The qualities you look for in a woman are really the qualities you should be looking for in yourself.

The funny thing about the world is that we tend to attract into relationships people who are operating on the same emotional level as us.

If you have low self esteem and are insecure you will likely attract a partner on the same wavelength. Likewise if you are emotionally healthy, independent and confident you will find someone of a similar ilk.

The quest for the the right woman is more about the quest to become a better man. When you sort yourself out the right woman will appear.

Here are some key traits you should look for in a woman, but make sure you apply them to yourself as well.

She Has Confidence

An attractive woman is sure of herself. She is not arrogant but she respects herself, believes in herself and will stand up for herself and her beliefs.

She Is Intelligent

She doesn't need to have a PhD but she needs to match you closely when it comes to intellect. You will have a lot of conversations over the years and you need a conversational sparring partner that is somewhere around your equal.

She Is Honest

This is one of the cornerstones of a functioning relationship. Not only does she need to be honest to you but she also needs to be honest to herself. When you have the rose tinted glasses on in the early part of the relationship this is something that is often missed, but it is something you should pay close attention to.

She Has Independence

A clingy, needy partner is a turn off. Independence is crucial, not just because it is the opposite of neediness, but because it is awesome in its own right. A relationship is the meeting of two people, but both you and her need to be complete whole and independent individuals before you can even think about giving to each other in a fulfilling relationship. She needs to have her own friends, her own hobbies, her own activities and her own space.

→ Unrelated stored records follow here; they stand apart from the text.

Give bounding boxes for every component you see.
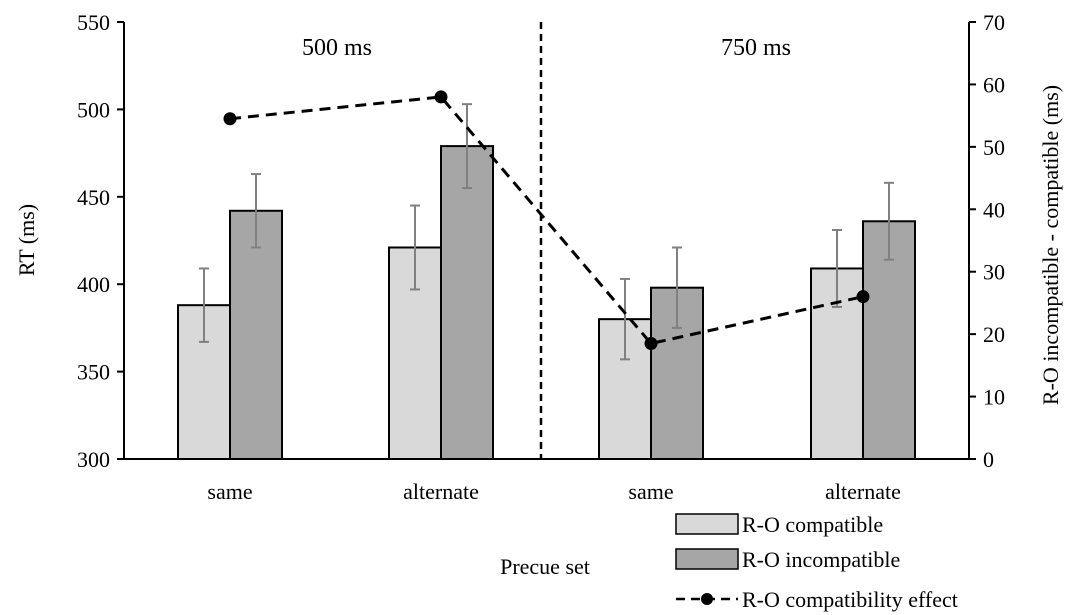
- right-tick-label: 50: [983, 135, 1005, 160]
- bars: [177, 145, 916, 461]
- legend-label-effect: R-O compatibility effect: [742, 587, 958, 612]
- right-tick-label: 40: [983, 197, 1005, 222]
- y2-axis-title: R-O incompatible - compatible (ms): [1038, 85, 1063, 405]
- legend-marker-effect: [701, 593, 713, 605]
- left-tick-label: 550: [77, 10, 110, 35]
- right-y-ticks: 0 10 20 30 40 50 60 70: [969, 10, 1005, 472]
- left-y-ticks: 300 350 400 450 500 550: [77, 10, 124, 472]
- legend-swatch-incompatible: [675, 548, 739, 570]
- left-tick-label: 350: [77, 360, 110, 385]
- right-tick-label: 20: [983, 322, 1005, 347]
- right-tick-label: 70: [983, 10, 1005, 35]
- left-tick-label: 400: [77, 272, 110, 297]
- x-tick-label: same: [628, 479, 673, 504]
- x-axis-title: Precue set: [500, 554, 590, 579]
- right-tick-label: 60: [983, 72, 1005, 97]
- left-tick-label: 450: [77, 185, 110, 210]
- effect-point-1: [434, 90, 448, 104]
- right-tick-label: 0: [983, 447, 994, 472]
- left-tick-label: 300: [77, 447, 110, 472]
- group-label-500: 500 ms: [302, 35, 372, 61]
- effect-point-2: [644, 337, 658, 351]
- x-tick-label: alternate: [403, 479, 479, 504]
- bar-incompatible-0: [229, 209, 283, 460]
- right-tick-label: 30: [983, 260, 1005, 285]
- x-tick-label: alternate: [825, 479, 901, 504]
- legend: R-O compatible R-O incompatible R-O comp…: [675, 512, 958, 612]
- effect-point-0: [223, 112, 237, 126]
- effect-point-3: [856, 290, 870, 304]
- bar-incompatible-3: [862, 220, 916, 460]
- legend-label-incompatible: R-O incompatible: [742, 547, 900, 572]
- effect-polyline: [229, 95, 864, 346]
- effect-line: [223, 90, 870, 351]
- bar-incompatible-1: [440, 145, 494, 460]
- group-label-750: 750 ms: [721, 35, 791, 61]
- legend-label-compatible: R-O compatible: [742, 512, 883, 537]
- error-bars: [199, 103, 894, 361]
- y-axis-title: RT (ms): [14, 204, 39, 276]
- right-tick-label: 10: [983, 385, 1005, 410]
- left-tick-label: 500: [77, 97, 110, 122]
- x-tick-labels: same alternate same alternate: [207, 479, 900, 504]
- x-tick-label: same: [207, 479, 252, 504]
- legend-swatch-compatible: [675, 513, 739, 535]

She Can Show Self Sacrifice

It is very easy to tell when someone is selfish and when someone is giving. It does not have to be money. You can observe how much somebody gives of themselves in terms of time, energy and kindness. A woman who will make sacrifices of herself for the good of others is truly a wonderful person.

She Is Uncritical

A little bit of self reflection and self critique in order to develop and grow is a healthy thing. But too much criticism should send you running. This may be criticism of herself, of others or of you. An emotionally stable woman will have positive self talk and predominantly good things to say about others.

She Is Compatible With Family And Friends

On one hand it doesn't matter what you family and friends think of your partner. On the other if they do no see eye to eye maybe there is something that you are not seeing. A long term relationship means there will be a lot of interaction between your partner and others close to you. While your decision to proceed with the relationship does not hinge on other people's perceptions be mindful of what they think and reflect on it.

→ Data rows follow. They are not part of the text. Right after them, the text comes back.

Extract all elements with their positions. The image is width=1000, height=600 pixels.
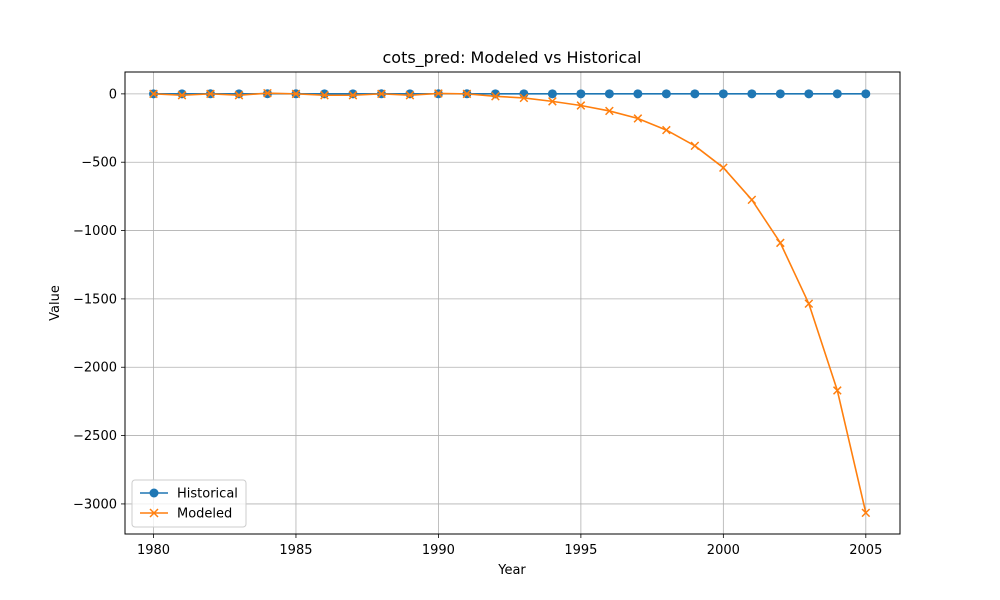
point-historical (832, 89, 842, 99)
y-tick-label: −2000 (73, 361, 117, 376)
legend-marker-historical (149, 488, 159, 498)
point-modeled (234, 90, 244, 100)
point-modeled (747, 195, 757, 205)
y-axis-label: Value (48, 285, 63, 321)
legend-box (131, 479, 247, 528)
point-modeled (263, 88, 272, 98)
x-tick-label: 1990 (422, 543, 455, 558)
point-modeled (348, 90, 358, 100)
plot-area (125, 72, 900, 534)
point-modeled (662, 125, 671, 135)
x-tick-label: 2005 (849, 543, 882, 558)
point-modeled (776, 238, 785, 248)
point-modeled (548, 97, 557, 106)
point-historical (861, 89, 871, 99)
point-modeled (291, 89, 301, 99)
point-modeled (576, 101, 586, 110)
point-modeled (690, 141, 700, 151)
point-historical (547, 89, 557, 99)
point-modeled (462, 89, 472, 99)
point-modeled (719, 163, 728, 173)
point-modeled (177, 90, 187, 100)
point-historical (718, 89, 728, 99)
point-historical (690, 89, 700, 99)
point-modeled (206, 89, 215, 99)
x-tick-label: 1995 (564, 543, 597, 558)
legend-marker-modeled (149, 508, 159, 518)
series-layer (148, 88, 871, 518)
point-modeled (320, 90, 329, 100)
x-tick-label: 1980 (137, 543, 170, 558)
point-modeled (519, 93, 529, 103)
point-modeled (377, 89, 386, 99)
point-modeled (861, 508, 871, 518)
plot-frame (124, 71, 901, 535)
point-historical (604, 89, 614, 99)
point-modeled (149, 89, 158, 99)
ticks: 1980 1985 1990 1995 2000 2005 0 −500 −1000 −1500 −… (73, 87, 882, 558)
legend: Historical Modeled (131, 479, 247, 528)
point-modeled (491, 91, 500, 101)
x-tick-label: 1985 (279, 543, 312, 558)
point-modeled (434, 89, 443, 98)
point-historical (633, 89, 643, 99)
point-historical (348, 89, 358, 99)
y-tick-label: −1000 (73, 224, 117, 239)
point-historical (747, 89, 757, 99)
series-line-modeled (153, 92, 867, 513)
point-historical (234, 89, 244, 99)
x-axis-label: Year (497, 563, 526, 578)
point-historical (319, 89, 329, 99)
y-tick-label: 0 (109, 87, 117, 102)
grid (125, 72, 900, 534)
chart-title: cots_pred: Modeled vs Historical (382, 48, 641, 68)
y-tick-label: −2500 (73, 429, 117, 444)
point-historical (576, 89, 586, 99)
point-historical (405, 89, 415, 99)
y-tick-label: −500 (81, 156, 117, 171)
y-tick-label: −3000 (73, 497, 117, 512)
point-modeled (605, 106, 614, 116)
point-modeled (405, 90, 415, 100)
point-historical (804, 89, 814, 99)
legend-label-historical: Historical (177, 487, 238, 502)
point-historical (661, 89, 671, 99)
point-historical (775, 89, 785, 99)
legend-label-modeled: Modeled (177, 507, 232, 522)
y-tick-label: −1500 (73, 292, 117, 307)
point-modeled (804, 299, 814, 309)
point-modeled (633, 114, 643, 123)
x-tick-label: 2000 (707, 543, 740, 558)
point-historical (177, 89, 187, 99)
point-modeled (832, 386, 842, 395)
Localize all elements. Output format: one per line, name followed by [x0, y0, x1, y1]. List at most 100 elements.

If your partner fits in with your family and friends and it feels like she belongs then this is an excellent sign that things are going to go well.

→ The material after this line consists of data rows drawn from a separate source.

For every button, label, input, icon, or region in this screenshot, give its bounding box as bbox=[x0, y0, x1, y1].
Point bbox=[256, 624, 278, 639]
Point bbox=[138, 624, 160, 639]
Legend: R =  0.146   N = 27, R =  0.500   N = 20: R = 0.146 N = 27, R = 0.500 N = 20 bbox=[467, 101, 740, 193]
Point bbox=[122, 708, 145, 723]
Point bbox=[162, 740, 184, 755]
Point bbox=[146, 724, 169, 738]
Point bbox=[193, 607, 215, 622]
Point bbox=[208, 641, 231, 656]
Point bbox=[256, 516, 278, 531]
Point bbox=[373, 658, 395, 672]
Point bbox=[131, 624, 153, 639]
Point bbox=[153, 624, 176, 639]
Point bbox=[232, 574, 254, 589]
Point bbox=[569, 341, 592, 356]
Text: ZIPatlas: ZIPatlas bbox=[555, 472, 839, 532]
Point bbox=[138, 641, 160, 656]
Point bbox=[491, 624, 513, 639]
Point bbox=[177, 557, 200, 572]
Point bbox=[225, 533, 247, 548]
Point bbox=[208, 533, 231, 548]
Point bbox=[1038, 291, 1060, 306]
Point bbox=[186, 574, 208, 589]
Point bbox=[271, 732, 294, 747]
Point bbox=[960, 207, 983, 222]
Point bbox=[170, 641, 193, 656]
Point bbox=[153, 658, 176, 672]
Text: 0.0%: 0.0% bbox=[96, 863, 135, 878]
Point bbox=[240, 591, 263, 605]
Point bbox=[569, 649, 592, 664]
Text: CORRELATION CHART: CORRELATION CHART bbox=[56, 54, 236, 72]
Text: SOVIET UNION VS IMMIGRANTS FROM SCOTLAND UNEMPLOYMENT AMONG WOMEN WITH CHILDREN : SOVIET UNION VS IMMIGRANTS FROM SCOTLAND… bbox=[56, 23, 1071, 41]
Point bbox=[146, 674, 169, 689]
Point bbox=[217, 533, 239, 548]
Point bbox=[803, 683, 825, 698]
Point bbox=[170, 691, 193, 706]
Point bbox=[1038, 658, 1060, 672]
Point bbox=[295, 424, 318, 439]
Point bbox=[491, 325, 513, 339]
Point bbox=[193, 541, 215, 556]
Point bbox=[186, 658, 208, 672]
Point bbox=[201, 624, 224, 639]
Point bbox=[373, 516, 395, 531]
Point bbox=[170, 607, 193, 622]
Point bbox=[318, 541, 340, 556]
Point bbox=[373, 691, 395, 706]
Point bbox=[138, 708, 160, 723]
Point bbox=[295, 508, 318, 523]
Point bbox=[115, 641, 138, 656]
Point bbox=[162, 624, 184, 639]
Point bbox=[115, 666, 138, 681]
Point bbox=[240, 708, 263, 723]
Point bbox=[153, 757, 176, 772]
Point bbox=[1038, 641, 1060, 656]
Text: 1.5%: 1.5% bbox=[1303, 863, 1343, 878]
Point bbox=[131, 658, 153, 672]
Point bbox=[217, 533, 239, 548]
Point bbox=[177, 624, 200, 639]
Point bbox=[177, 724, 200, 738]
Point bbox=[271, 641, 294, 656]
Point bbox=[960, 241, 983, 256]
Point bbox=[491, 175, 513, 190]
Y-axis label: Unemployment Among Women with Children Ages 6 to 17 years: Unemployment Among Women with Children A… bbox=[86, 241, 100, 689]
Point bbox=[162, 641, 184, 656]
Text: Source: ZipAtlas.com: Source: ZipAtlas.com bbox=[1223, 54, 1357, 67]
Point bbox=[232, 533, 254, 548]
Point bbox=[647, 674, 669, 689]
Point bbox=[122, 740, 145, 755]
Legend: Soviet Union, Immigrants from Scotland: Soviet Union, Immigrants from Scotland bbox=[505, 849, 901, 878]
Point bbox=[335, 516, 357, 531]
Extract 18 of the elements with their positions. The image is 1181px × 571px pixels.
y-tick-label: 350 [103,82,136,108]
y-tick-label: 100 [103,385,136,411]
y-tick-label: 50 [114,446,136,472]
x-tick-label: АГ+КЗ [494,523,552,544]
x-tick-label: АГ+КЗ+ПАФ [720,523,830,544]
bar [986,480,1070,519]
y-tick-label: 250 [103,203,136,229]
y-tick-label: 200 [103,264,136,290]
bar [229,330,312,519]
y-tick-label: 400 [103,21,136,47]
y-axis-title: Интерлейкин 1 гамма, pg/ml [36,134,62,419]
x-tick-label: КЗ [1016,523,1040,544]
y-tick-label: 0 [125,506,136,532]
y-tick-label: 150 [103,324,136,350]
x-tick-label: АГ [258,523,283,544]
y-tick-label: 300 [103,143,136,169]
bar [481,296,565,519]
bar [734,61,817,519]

She Is Passionate And Has A Purpose In Life

Having strong passionate beliefs and a direction and purpose in life are valuable traits in a partner. This means she won't depend on you solely for her wellbeing but will have other areas of life that will bring her satisfaction and fulfillment.

You have to walk the journey through life together and while your lives are intertwined you cannot be glued together. She still has to blaze her own path, as you have to blaze yours.

She Can See Her Own Flaws And Is Accountable For Them

This is an idea Mark Manson has written about in his article "The One Trait To Look For In A Partner."

I agree with him that this is the number one thing you need to have a relationship above all else.

A relationship is an area of mutual self growth and you and your significant other can at times act as a mirror. She will be confronted with aspects of her personality and behavior that need may need to be changed and adjusted, as will you.

You need to be able to talk to each other about your shortcomings. While it may hurt a little she needs to be able to engage in this constructive dialogue without flying off the handle, storming out or guilt tripping you.

If you find a woman who can do this and who you are happy to engage with on this level then think very seriously about her. It is after all the most important quality in a woman.